The supply of homes for sale is still down 5.3 percent compared to a year ago. Still, all real estate is local, and some markets are seeing greater relief. Thirty of the nation’s 100 largest cities, including New York City, Miami and Los Angeles, now have more supply than a year ago.
Of course, the increase is a double-edged sword. Supplies are increasing because sales are slowing, and sales are slowing because prices are so high. In New York City, the median household must spend 65 percent of its income to buy a home, according to Trulia. In Los Angeles, it takes 59 percent.
“Among these unaffordable metros, San Diego posted the largest inventory growth—22 percent year-over-year,” wrote Lee. “Compare that with the same quarter last year, when that Southern California metro registered a 28 percent inventory decrease.”
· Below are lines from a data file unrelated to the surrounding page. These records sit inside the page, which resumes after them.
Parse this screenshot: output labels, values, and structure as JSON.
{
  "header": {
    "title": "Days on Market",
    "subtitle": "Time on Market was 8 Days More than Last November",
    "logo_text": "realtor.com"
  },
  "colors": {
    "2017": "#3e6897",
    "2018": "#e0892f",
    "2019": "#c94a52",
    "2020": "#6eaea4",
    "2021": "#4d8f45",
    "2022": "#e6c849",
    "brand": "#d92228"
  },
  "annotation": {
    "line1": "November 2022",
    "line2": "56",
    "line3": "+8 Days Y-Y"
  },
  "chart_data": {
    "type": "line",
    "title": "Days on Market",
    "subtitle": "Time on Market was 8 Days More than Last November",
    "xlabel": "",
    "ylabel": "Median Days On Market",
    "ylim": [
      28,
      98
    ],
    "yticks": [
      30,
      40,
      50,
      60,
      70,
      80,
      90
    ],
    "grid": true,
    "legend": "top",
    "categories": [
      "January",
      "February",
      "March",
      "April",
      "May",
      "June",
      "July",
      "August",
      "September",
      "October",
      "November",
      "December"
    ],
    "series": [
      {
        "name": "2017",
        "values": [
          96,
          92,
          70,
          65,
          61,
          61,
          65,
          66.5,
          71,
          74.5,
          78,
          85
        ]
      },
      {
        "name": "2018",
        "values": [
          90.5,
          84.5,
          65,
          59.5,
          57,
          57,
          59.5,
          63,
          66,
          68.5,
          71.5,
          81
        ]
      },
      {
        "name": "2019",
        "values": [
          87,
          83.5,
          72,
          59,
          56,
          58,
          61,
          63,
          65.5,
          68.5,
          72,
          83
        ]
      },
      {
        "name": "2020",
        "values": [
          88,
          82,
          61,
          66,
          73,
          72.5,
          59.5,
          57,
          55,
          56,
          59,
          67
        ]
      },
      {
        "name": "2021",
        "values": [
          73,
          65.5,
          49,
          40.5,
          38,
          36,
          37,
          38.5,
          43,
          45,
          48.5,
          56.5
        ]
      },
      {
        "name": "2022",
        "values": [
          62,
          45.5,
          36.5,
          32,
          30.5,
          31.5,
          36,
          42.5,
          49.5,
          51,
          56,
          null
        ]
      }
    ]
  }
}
Historically, prices lag sales by a few months, and sales have been slowing this year in most major markets. This housing cycle, however, has so far been unique. The drop in sales is due to the tight supply, and that just pushes prices higher. The tight supply is due to very high demand and still below-normal construction, as the market continues to recover from the worst housing crash in history almost a decade ago.
Home sales in Southern California fell in May by 3.4 percent annually, according to CoreLogic, but the median price of a home sold in May was up over 8 percent to a record $530,000. This even with the slightly increased inventory.
“With inventory tight and affordability worsening, the number of Southern California homes sold has fallen on a year-over-year basis during three of the last five months,” said Andrew LePage, a CoreLogic analyst. “Total sales during the first five months of this year fell about 2 percent from the same period last year, reflecting limited inventory particularly in more affordable price ranges.”
Charlotte buyers’ challenge
The disparity is even more striking in Charlotte, a very hot market fueled by big job growth and an influx of retiring baby boomers. Home sales fell nearly 12 percent in June annually but the median price of a home sold was still nearly 3 percent higher, according to the Charlotte Regional Realtor Association. Homes were also selling, on average, 8 days faster than a year ago.
“Even though the Charlotte region is wedged into a solid seller’s market, incredibly low supply coupled with higher prices and rising mortgage rates are presenting challenges to buyers,” wrote 2018 Charlotte Regional Realtor Association/CarolinaMLS president Jason Gentry in a release. “However, home sales are still occurring across the region, as buyers continue to seek homes outside Charlotte’s city limits.”
Inventory in Charlotte did rise one percent compared to a year ago, but supplies are still quite low.
While home builders are slowly ramping up production, they are doing so largely in the move-up and luxury market. Sales of newly built homes have been rising in Southern California, easing the inventory shortage somewhat, but not enough.
“New-home sales continue to run well below historically normal levels, with the sales through May of this year 37 percent below the average number sold during that five-month period over the past three decades,” noted LePage. “Also, most of the new homes sold this year were aimed at mid-market to high-end buyers, with almost two-thirds selling for $500,000 or more and 15 percent selling for less than $400,000.”
Mortgage applications to purchase a newly built home plummeted nearly 9 percent in June compared to June 2017, according to the Mortgage Bankers Association. This suggests lower new home sales going forward, despite higher prices.